“Assinando meu nome verdadeiro, escrevi
diversos livros de que foram vendidos milhões de exemplares; estes livros foram
traduzidos para quase todas as línguas. Alguns de meus romances foram
transformados em filmes, viraram especiais de televisão ou – em forma de peças
– chegaram aos palcos da Broadway.”
Esta é parte da
apresentação de Christopher Palmer na orelha da edição brasileira de “Ela”, seu livro mais famoso, e ajuda a
compor o mistério em torno da obra. No entanto, fica difícil acreditar nesta
declaração quando se lê o texto de Palmer, ou fosse lá quem era o autor:
“Eu a encontrei na chuva, à noite, debaixo
de umas árvores. Foi naquele momento que a beijei pela primeira vez.

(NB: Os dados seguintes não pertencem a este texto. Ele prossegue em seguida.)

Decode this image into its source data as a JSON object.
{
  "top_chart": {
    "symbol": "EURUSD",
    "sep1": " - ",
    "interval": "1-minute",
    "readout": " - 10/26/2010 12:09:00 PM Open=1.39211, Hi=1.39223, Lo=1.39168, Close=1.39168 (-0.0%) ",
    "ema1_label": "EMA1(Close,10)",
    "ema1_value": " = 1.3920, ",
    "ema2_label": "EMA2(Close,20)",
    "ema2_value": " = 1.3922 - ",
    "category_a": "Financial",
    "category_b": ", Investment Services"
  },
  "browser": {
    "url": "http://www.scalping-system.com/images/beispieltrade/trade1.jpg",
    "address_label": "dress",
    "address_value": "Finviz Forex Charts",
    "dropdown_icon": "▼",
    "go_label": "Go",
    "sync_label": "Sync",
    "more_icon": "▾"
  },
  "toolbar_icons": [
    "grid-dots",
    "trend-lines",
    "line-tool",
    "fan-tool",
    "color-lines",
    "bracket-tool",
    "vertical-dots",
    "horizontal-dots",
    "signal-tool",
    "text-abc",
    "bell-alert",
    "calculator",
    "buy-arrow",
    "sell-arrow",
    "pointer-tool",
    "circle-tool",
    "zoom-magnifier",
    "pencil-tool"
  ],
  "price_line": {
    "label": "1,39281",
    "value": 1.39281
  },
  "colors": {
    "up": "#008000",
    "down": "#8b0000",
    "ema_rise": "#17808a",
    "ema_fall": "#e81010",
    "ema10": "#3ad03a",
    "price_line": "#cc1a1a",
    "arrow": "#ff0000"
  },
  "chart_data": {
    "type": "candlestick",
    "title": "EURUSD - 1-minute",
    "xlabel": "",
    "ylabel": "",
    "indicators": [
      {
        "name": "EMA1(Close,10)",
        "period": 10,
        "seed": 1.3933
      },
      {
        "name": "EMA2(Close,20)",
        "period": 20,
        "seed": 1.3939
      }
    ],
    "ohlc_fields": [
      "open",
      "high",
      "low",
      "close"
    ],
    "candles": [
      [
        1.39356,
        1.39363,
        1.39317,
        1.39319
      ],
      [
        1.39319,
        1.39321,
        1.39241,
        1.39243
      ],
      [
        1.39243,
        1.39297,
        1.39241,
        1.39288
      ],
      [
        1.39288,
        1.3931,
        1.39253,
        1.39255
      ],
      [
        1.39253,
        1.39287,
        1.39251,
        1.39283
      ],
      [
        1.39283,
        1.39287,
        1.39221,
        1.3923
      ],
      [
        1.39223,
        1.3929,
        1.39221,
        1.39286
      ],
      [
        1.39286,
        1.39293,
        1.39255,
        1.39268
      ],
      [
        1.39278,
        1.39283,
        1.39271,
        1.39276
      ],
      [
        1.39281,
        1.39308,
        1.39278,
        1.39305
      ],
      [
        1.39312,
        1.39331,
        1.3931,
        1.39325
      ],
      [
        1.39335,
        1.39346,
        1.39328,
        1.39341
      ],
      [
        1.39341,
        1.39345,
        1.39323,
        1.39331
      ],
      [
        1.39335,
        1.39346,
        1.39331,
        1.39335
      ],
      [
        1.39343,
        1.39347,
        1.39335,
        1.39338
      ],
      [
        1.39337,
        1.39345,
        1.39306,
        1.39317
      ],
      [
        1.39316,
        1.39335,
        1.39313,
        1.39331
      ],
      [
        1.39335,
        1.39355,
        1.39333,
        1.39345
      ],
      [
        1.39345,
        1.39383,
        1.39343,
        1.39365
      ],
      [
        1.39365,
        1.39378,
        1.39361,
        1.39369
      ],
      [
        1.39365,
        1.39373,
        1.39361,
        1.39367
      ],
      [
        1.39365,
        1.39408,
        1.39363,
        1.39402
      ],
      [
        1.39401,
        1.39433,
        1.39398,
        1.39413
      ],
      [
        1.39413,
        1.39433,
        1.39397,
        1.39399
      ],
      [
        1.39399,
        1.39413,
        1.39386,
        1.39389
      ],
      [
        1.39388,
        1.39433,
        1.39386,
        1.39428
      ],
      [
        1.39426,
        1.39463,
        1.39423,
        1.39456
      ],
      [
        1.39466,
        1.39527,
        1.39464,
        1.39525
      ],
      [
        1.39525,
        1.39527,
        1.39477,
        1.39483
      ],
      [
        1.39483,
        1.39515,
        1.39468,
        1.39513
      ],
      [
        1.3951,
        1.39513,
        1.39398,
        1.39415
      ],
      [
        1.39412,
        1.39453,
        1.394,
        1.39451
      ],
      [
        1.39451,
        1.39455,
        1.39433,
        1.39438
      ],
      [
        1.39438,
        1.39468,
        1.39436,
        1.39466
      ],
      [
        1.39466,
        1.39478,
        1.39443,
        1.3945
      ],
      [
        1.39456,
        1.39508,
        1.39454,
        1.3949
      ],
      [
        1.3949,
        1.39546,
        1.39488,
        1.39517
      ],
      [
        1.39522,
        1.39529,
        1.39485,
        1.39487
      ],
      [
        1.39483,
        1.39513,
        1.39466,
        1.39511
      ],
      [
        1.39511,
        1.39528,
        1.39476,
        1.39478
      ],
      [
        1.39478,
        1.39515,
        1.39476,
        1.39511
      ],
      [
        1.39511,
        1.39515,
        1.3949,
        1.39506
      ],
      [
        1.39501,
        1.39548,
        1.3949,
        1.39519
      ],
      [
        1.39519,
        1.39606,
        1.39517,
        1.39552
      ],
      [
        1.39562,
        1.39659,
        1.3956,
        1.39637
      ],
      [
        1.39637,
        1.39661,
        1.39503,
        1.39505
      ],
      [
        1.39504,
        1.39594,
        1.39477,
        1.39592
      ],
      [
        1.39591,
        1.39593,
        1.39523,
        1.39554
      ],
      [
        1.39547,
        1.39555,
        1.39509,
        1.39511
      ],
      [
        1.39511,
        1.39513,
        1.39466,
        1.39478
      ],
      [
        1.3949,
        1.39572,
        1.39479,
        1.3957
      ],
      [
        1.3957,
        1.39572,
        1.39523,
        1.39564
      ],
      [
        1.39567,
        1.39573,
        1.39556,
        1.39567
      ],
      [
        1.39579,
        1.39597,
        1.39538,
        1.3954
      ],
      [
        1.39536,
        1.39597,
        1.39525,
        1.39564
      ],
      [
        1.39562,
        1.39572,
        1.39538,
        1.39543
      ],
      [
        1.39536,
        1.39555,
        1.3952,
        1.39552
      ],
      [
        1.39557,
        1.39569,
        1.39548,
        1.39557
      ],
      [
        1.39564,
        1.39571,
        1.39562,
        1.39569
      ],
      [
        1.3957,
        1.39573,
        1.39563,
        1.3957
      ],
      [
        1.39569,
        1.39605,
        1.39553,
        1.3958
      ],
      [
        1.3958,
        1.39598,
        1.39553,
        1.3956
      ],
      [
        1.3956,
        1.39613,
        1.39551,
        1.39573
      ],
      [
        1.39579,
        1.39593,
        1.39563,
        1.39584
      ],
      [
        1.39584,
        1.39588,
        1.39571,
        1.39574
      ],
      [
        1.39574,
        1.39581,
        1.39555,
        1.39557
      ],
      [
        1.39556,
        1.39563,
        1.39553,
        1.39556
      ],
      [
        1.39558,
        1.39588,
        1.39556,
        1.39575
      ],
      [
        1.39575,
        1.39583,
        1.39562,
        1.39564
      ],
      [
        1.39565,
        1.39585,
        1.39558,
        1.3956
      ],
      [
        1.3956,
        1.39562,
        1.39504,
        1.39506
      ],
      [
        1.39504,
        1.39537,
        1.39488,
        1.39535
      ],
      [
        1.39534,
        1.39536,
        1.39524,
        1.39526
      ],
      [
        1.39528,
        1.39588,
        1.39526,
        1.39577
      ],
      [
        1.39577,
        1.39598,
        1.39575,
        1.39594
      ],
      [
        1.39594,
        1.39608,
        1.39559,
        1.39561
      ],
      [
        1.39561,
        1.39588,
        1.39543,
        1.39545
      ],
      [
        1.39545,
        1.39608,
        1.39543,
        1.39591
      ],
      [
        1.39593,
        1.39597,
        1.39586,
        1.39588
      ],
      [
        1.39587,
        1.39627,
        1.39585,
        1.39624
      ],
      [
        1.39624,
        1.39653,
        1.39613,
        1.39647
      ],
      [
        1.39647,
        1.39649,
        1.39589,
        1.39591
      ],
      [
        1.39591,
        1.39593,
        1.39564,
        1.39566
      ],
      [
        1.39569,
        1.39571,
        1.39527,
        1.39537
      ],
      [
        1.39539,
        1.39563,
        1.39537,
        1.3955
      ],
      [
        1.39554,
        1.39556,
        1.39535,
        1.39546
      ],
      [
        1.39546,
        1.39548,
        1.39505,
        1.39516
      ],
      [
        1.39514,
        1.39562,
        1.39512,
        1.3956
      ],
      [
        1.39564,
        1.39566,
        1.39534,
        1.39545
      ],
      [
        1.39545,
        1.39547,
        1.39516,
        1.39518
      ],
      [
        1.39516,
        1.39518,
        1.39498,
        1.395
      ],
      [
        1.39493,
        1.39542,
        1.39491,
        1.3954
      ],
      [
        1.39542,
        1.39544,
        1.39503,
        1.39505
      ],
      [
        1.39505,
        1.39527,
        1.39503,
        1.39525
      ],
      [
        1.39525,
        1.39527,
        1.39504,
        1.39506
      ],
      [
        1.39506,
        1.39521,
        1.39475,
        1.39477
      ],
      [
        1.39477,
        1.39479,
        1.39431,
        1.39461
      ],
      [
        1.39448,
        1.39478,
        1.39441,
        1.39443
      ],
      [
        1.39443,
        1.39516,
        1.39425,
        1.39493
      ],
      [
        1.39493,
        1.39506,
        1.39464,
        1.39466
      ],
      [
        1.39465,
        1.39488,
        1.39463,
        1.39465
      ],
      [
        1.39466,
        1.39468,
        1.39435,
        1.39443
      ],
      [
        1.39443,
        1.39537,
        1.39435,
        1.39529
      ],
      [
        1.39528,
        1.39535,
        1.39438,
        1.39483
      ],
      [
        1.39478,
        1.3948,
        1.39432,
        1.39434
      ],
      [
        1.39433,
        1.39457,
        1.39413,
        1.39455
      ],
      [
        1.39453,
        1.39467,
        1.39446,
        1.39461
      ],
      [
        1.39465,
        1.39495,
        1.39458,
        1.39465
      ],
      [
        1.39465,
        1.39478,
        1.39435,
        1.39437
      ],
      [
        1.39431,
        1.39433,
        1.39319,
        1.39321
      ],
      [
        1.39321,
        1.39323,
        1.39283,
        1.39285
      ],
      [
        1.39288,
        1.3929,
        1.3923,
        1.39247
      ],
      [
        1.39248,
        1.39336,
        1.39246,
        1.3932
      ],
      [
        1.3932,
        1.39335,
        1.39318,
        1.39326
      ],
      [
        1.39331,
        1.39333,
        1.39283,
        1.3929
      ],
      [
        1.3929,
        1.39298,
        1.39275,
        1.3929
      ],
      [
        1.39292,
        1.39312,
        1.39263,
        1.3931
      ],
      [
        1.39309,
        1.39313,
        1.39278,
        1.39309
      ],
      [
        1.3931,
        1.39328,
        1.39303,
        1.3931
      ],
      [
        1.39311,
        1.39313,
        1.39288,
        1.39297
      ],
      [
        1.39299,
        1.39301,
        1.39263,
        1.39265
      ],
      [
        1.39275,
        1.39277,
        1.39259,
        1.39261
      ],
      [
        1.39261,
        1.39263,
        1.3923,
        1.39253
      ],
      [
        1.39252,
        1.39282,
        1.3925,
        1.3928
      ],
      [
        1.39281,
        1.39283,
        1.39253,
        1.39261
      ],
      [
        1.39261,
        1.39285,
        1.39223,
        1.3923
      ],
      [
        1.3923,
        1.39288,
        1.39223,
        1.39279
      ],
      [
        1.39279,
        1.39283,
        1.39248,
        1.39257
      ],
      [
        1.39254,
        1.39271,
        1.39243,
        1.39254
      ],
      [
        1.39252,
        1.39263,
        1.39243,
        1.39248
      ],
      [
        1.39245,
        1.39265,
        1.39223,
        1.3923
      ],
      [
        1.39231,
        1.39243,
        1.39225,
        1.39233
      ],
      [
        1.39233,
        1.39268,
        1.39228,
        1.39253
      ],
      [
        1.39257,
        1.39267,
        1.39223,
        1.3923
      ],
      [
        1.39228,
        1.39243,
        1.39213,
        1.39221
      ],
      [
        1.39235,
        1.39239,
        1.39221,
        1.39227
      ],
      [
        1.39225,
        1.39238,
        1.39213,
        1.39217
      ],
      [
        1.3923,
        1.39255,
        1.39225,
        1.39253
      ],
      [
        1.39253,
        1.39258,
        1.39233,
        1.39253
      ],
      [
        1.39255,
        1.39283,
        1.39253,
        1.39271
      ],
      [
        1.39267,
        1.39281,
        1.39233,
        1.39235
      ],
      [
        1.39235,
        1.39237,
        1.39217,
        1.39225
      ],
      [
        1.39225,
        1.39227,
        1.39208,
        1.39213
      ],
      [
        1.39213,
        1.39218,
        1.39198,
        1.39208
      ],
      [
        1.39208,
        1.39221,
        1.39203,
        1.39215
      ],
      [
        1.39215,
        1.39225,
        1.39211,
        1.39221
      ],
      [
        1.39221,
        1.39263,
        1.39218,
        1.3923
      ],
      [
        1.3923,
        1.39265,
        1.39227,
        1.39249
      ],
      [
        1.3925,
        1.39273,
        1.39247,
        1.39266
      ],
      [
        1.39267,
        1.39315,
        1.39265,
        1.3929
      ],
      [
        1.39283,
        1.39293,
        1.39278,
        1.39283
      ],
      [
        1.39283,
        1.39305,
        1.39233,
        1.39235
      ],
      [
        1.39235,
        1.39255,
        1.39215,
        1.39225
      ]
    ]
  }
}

Caminhávamos juntos, protegidos por um guarda-chuva; a chuva nos cercava. Estávamos
de braços dados. Um carro passou pela rua molhada, deixando-nos a sós. Não era
tarde, mas a chuva prendera todas as pessoas sensatas em casa.”
Convenhamos que
não parece texto de um famoso escritor best
seller, mas antes o de um autor mais limitado, acostumado a escrever novelas
pornográficas rasteiras ou livros de banca de jornal. Na verdade, “Ela” é realmente isso: um livro raso,
bem distante das aspirações intelectuais pretendidas por seu autor, com
descrições cruas, mas que teve o mérito de ser o “professor” de várias gerações,
quando o assunto era o sexo. Principalmente no Brasil dos anos 70.
Apesar de a
história ser apenas a descrição, sem atenuantes, de uma sequência de transas
das mais variadas, “Ela” guarda um
ranço brega próprio da época em que foi produzido. Por exemplo, os
protagonistas não têm nomes, mas seus órgãos sexuais são chamados entre eles de
Irving e Matilda. A mulher tem problemas afetivos, o que poderia servir para
justificar seu comportamento sexual, deixando a obra também com um fundo
irritante de falso moralismo.
Tudo isso junto,
nos dias de hoje, soaria bem ridículo. Então, qual seria o mérito de “Ela”? E porque o livro vendeu tanto e
ficou tão famoso no mundo inteiro?
Em outros países
não sei dizer, mas no Brasil vivíamos uma ditadura militar que perseguia a tudo
e a todos. Cassandra Rios, famosa escritora pornográfica da época, se queixou
durante toda a vida desta perseguição. No entanto, “Ela” vendia como água em quase todas as livrarias do país e
circulava entre os estudantes até mais do que o “Manifesto Comunista”, de Marx e Engels e, pasmem, aparentemente
ignorado pela ditadura.
Publicado no
início dos anos 70 pela editora carioca Artenova, rapidamente chegou à cinco
edições e, embora esteja fora de catálogo há muito tempo, continua disputado
nos sebos e lojas de livros usados. A obra, portanto, se ressente do clima em
que foi gerada. Não traz quase nenhuma referência ao autor que não as notas das
orelhas e, apesar de trazer, também, uma nota do tradutor dizendo que iria
respeitar o anonimato do autor original, permanecendo ele mesmo também incógnito,
sabe-se que foi Germano Freitas quem traduziu e adaptou o livro.
Alguns
estudiosos, inclusive, afirmam que o livro seria do próprio Germano ou de
alguma escritora conhecida como a já citada Cassandra Rios ou Adelaide Carraro,
ou seja, seria uma obra brasileira feita sob encomenda da Artenova. Essa
história de que seria um livro estrangeiro de um escritor famoso sob pseudônimo
teria sido criada somente para burlar a ditadura militar brasileira.
Coincidentemente
ou não, mesmo com toda a tecnologia de busca de informações existente hoje em
dia, nada pode ser encontrado fora do Brasil sobre a obra de Christopher Palmer
– que ainda escreveu “Ele”, “Nós”,
“Yvonne”, “Elza”, “Pecado antes do café”, “A hora do amor”, “Amor sem limite”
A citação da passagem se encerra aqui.